3 Things I Learned on my 1 Year Self-Care Journey

3 Things I Learned on my 1 Year Self-Care Journey


4 minute read

A year ago I was sitting at this very keyboard bravely trembling as I was making arrangements to do something crazy.  I was making plans to leave my family, two businesses and travel to a remote beach community for two weeks by myself for self-care.  That sounds amazing right?  I wish it was a reward for hard work, but that was the furthest from the truth.  After a year and half of running a restaurant through Covid and starting another business to survive, I was completely broken.  This would be the start of a deeply transformative self-care journey.  Prior to Covid I had learned some earth shattering news that my biological father had not been my real father... and then Covid hit.  It was a blur of business survival and I had not stopped for a moment.  I was at a mental and physical breaking point and I knew I had to make a change.  This was not the life I wanted to live, but I had gone so far down this path I didn't know how to turn it around.  I was so afraid of leaving my businesses, afraid they would fall apart and afraid I just wouldn't be able to really let ago.  But I had to try.  It's been a year now since I made the journey and here is what I've learned:

1.  Working on your own personal wellness will feel self-centered and you will often have guilt about that.
One of the first changes I made upon returning from my travels is that employees were no longer to text or call me unless there was a fire or threat of personal harm.  All communication would need to go through our business app.  Correcting people on this felt harsh and rude because they had needs that needed met.  
Simplification of life meant not attending some things personally and that can sometimes feel bad. 
2.  You must accept and love the crazy you, the one that said and did the dumb stuff, she is part of you too. 
During one of my lowest times, I was scrubbing the shop floors at 9:30 p.m..  I remember looking at my nails all broken off and uneven using a stainless steel scrubby to peel some black piece of decayed food I couldn't recognize off the shop floor.  I had hours of work to go to clean and reorganize shelves before reopening the store the next morning and no help.  It was at that time I started receiving some messages from some friends criticizing my social media. 
All I can say is I handled it poorly.  They had no idea how broken I was at that moment and how barely hanging on to life and sanity I was.  How could they?  What I really needed was a friend to come scrub floors with me, not to judge my social media, but I didn't know how to say that...and I lost it and ended up losing friends in the process. 
I always feel that stories are not final and who knows where that will end.  I am trying to learn to speak more of my truth in the moment and step away rather than react in anger.

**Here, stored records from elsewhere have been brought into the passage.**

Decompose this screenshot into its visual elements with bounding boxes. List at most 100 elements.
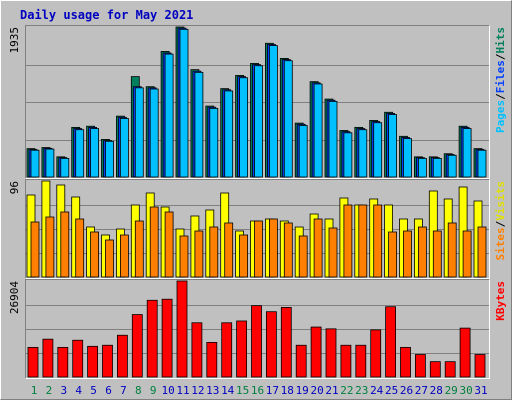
bar: [239, 77, 249, 178]
bar: [388, 114, 398, 178]
bar: [373, 122, 383, 178]
bar: [206, 341, 218, 378]
legend-entry: Hits: [494, 27, 507, 54]
bar: [462, 128, 472, 178]
bar: [403, 230, 412, 278]
legend: Pages/Files/Hits: [494, 27, 507, 133]
plot-border: [25, 279, 490, 379]
bar: [72, 339, 84, 378]
bar: [90, 231, 99, 278]
bar: [265, 311, 277, 378]
bar: [280, 307, 292, 378]
bar: [414, 354, 426, 378]
bar: [87, 345, 98, 378]
bar: [444, 361, 456, 378]
bar: [370, 329, 382, 378]
x-tick-label: 16: [251, 384, 264, 397]
legend-entry: Pages: [494, 100, 507, 133]
bar: [283, 60, 293, 178]
bar: [45, 216, 55, 278]
bar: [149, 88, 159, 178]
bar: [164, 53, 174, 178]
x-tick-label: 23: [355, 384, 368, 397]
x-tick-label: 6: [105, 384, 112, 397]
bar: [57, 346, 69, 378]
bar: [224, 222, 234, 278]
bar: [477, 149, 487, 178]
bar: [164, 211, 174, 278]
bar: [42, 338, 54, 378]
bar: [385, 306, 397, 378]
x-tick-label: 11: [176, 384, 189, 397]
bar: [75, 218, 85, 278]
x-tick-label: 13: [206, 384, 219, 397]
bar: [251, 305, 262, 378]
bar: [45, 148, 55, 178]
bar: [209, 226, 219, 278]
x-tick-label: 8: [135, 384, 142, 397]
legend-separator: /: [494, 93, 507, 100]
x-tick-label: 30: [459, 384, 472, 397]
plot-border: [25, 25, 490, 179]
bar: [75, 129, 85, 178]
bar: [400, 346, 411, 378]
x-tick-label: 31: [474, 384, 487, 397]
bar: [403, 138, 412, 178]
plot-border: [25, 179, 490, 279]
bar: [194, 230, 204, 278]
bar: [236, 320, 248, 378]
x-tick-label: 22: [340, 384, 353, 397]
bar: [373, 204, 383, 278]
bar: [462, 230, 472, 278]
legend-entry: KBytes: [494, 281, 507, 321]
bar: [161, 298, 173, 378]
bar: [310, 326, 322, 378]
legend: KBytes: [494, 281, 507, 321]
x-tick-label: 28: [430, 384, 443, 397]
y-tick-label: 1935: [8, 27, 21, 54]
bar: [432, 230, 442, 278]
bar: [343, 204, 353, 278]
x-tick-label: 7: [120, 384, 127, 397]
bar: [209, 107, 219, 178]
legend-entry: Files: [494, 60, 507, 93]
x-tick-label: 25: [385, 384, 398, 397]
chart-title: Daily usage for May 2021: [20, 8, 193, 22]
bar: [429, 361, 441, 378]
bar: [30, 221, 40, 278]
bar: [295, 344, 307, 378]
bar: [105, 239, 114, 278]
bar: [447, 222, 457, 278]
x-tick-label: 15: [236, 384, 249, 397]
plot-border: [25, 279, 490, 379]
bar: [27, 346, 39, 378]
x-tick-label: 17: [266, 384, 279, 397]
bar: [179, 28, 189, 178]
bar: [313, 218, 323, 278]
bar: [176, 280, 188, 378]
legend-entry: Visits: [494, 181, 507, 221]
bar: [477, 226, 487, 278]
bar: [117, 334, 128, 378]
bar: [254, 65, 263, 178]
bar: [313, 83, 323, 178]
bar: [179, 235, 189, 278]
y-tick-label: 26904: [8, 281, 21, 314]
bar: [358, 129, 368, 178]
x-tick-label: 18: [281, 384, 294, 397]
bar: [298, 235, 308, 278]
x-tick-label: 1: [31, 384, 38, 397]
bar: [191, 322, 203, 378]
x-tick-label: 3: [60, 384, 67, 397]
bar: [343, 132, 353, 178]
bar: [283, 222, 293, 278]
bar: [149, 206, 159, 278]
x-tick-label: 2: [46, 384, 53, 397]
bar: [325, 328, 337, 378]
x-tick-label: 19: [296, 384, 309, 397]
x-tick-label: 20: [310, 384, 323, 397]
x-tick-label: 14: [221, 384, 235, 397]
bar: [102, 344, 113, 378]
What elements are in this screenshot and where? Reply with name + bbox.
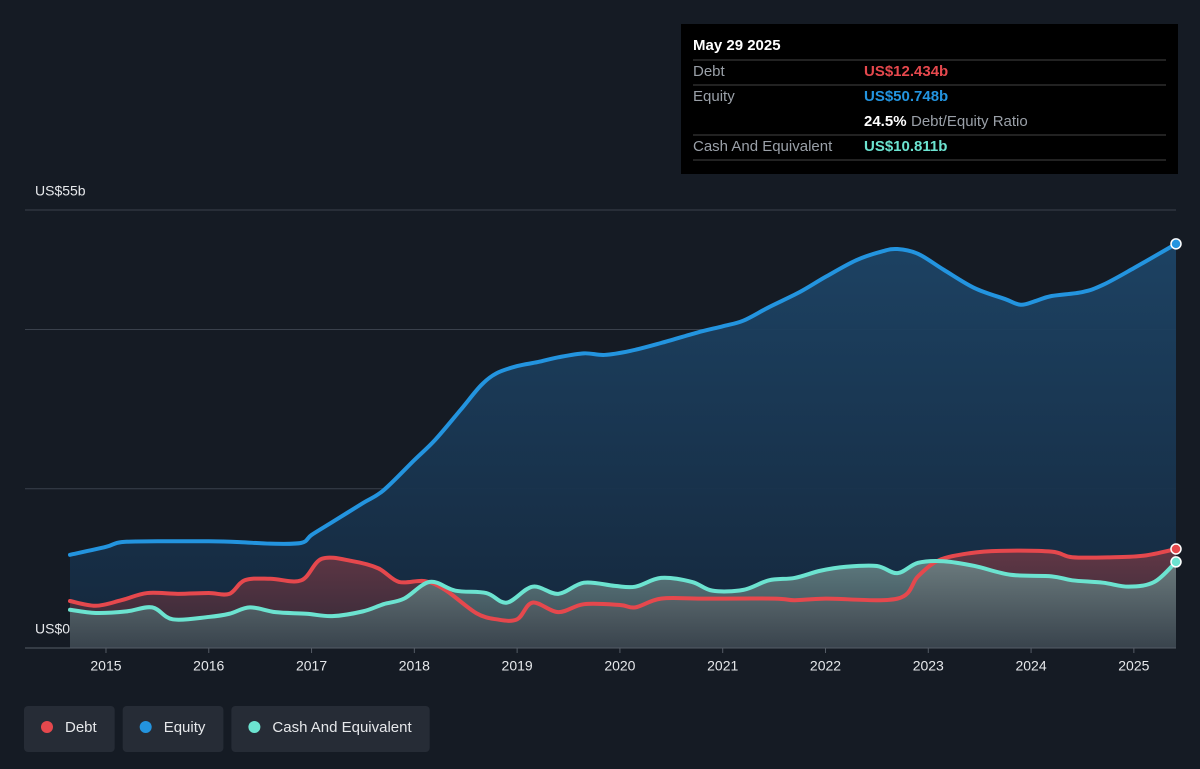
legend: Debt Equity Cash And Equivalent: [24, 706, 430, 752]
legend-label: Cash And Equivalent: [272, 719, 412, 736]
area: [70, 243, 1176, 648]
legend-item[interactable]: Equity: [122, 706, 224, 752]
tooltip-label: Debt: [693, 63, 726, 80]
legend-swatch: [41, 721, 53, 733]
x-tick-label: 2022: [810, 658, 841, 674]
legend-label: Debt: [65, 719, 98, 736]
x-tick-label: 2023: [913, 658, 944, 674]
line: [68, 241, 1178, 557]
line: [68, 546, 1178, 623]
end-point: [1170, 543, 1182, 555]
line: [68, 558, 1178, 622]
legend-swatch: [248, 721, 261, 733]
legend-button[interactable]: [24, 706, 115, 752]
tooltip-ratio: 24.5%: [864, 113, 907, 130]
axis: US$0 US$55b 2015 2016 2017 2018 2019 2020 2021 20…: [25, 183, 1176, 674]
tooltip-bg: [681, 24, 1178, 174]
tooltip-label: Equity: [693, 88, 735, 105]
lines: [68, 238, 1182, 623]
x-tick-label: 2018: [399, 658, 430, 674]
tooltip-ratio-label: Debt/Equity Ratio: [911, 113, 1028, 130]
tooltip-label: Cash And Equivalent: [693, 138, 833, 155]
tooltip: May 29 2025 Debt US$12.434b Equity US$50…: [681, 24, 1178, 174]
y-tick-label: US$0: [35, 621, 70, 637]
end-point: [1170, 556, 1182, 568]
tooltip-value: US$12.434b: [864, 63, 948, 80]
x-tick-label: 2025: [1118, 658, 1149, 674]
legend-swatch: [139, 721, 152, 733]
tooltip-value: US$50.748b: [864, 88, 948, 105]
x-tick-label: 2020: [604, 658, 635, 674]
tooltip-value: US$10.811b: [864, 138, 947, 155]
x-tick-label: 2016: [193, 658, 224, 674]
legend-button[interactable]: [122, 706, 224, 752]
tooltip-date: May 29 2025: [693, 37, 781, 54]
x-tick-label: 2019: [502, 658, 533, 674]
x-tick-label: 2017: [296, 658, 327, 674]
x-tick-label: 2024: [1015, 658, 1046, 674]
x-tick-label: 2015: [90, 658, 121, 674]
legend-button[interactable]: [231, 706, 430, 752]
legend-item[interactable]: Debt: [24, 706, 115, 752]
end-point: [1170, 238, 1182, 250]
legend-label: Equity: [164, 719, 206, 736]
legend-item[interactable]: Cash And Equivalent: [231, 706, 430, 752]
y-tick-label: US$55b: [35, 183, 86, 199]
x-tick-label: 2021: [707, 658, 738, 674]
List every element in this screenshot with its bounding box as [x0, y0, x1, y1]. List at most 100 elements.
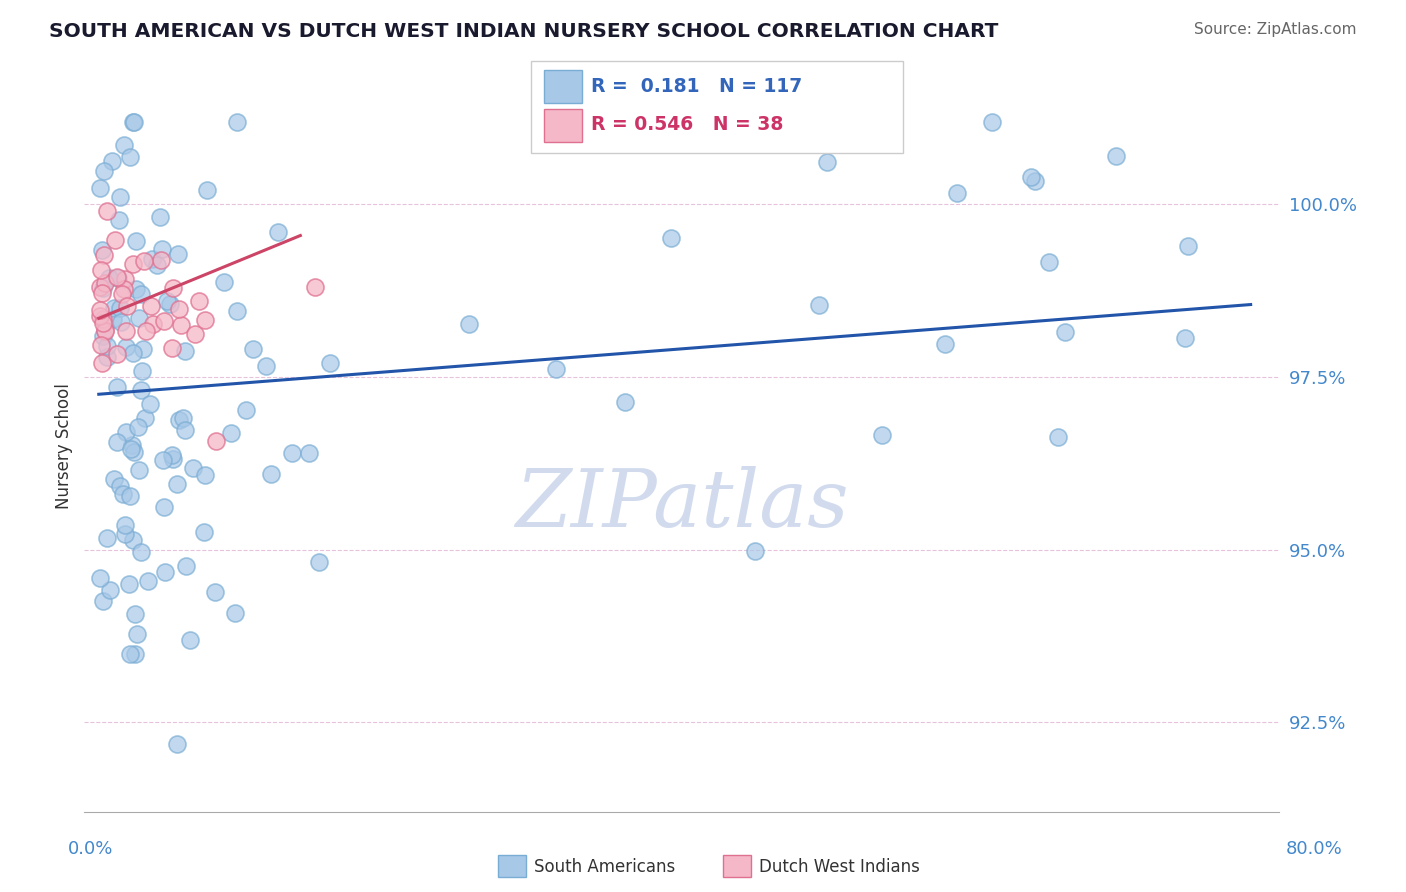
Point: [115, 325, 138, 339]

Looking back at the poor decisions I made during that time is the worst.  My sane self can be so judgmental of my crazy self.  I am working though to wrap her up with love and grace and forgive her.  It's not easy.  
3.  Letting go allows space for your true path.  
The days I would spend working on my self-care would ultimately bring me to the question of "how do I want to spend my daily life"?  I want to create, develop, & help.  What I wanted to be doing and what I was doing was ultimately two different things.  As I gently began setting my compass in a new direction some amazing opportunities have begun unfolding.  Staying locked up in a daily grind of crazy prevents your truth path to gain a foot hold in your life.
I've found that self-care must be a daily on-purpose habit rather than a one time thing.  Take the time to breathe, think and feel the life you live.  It is true that it is the only life you get to live.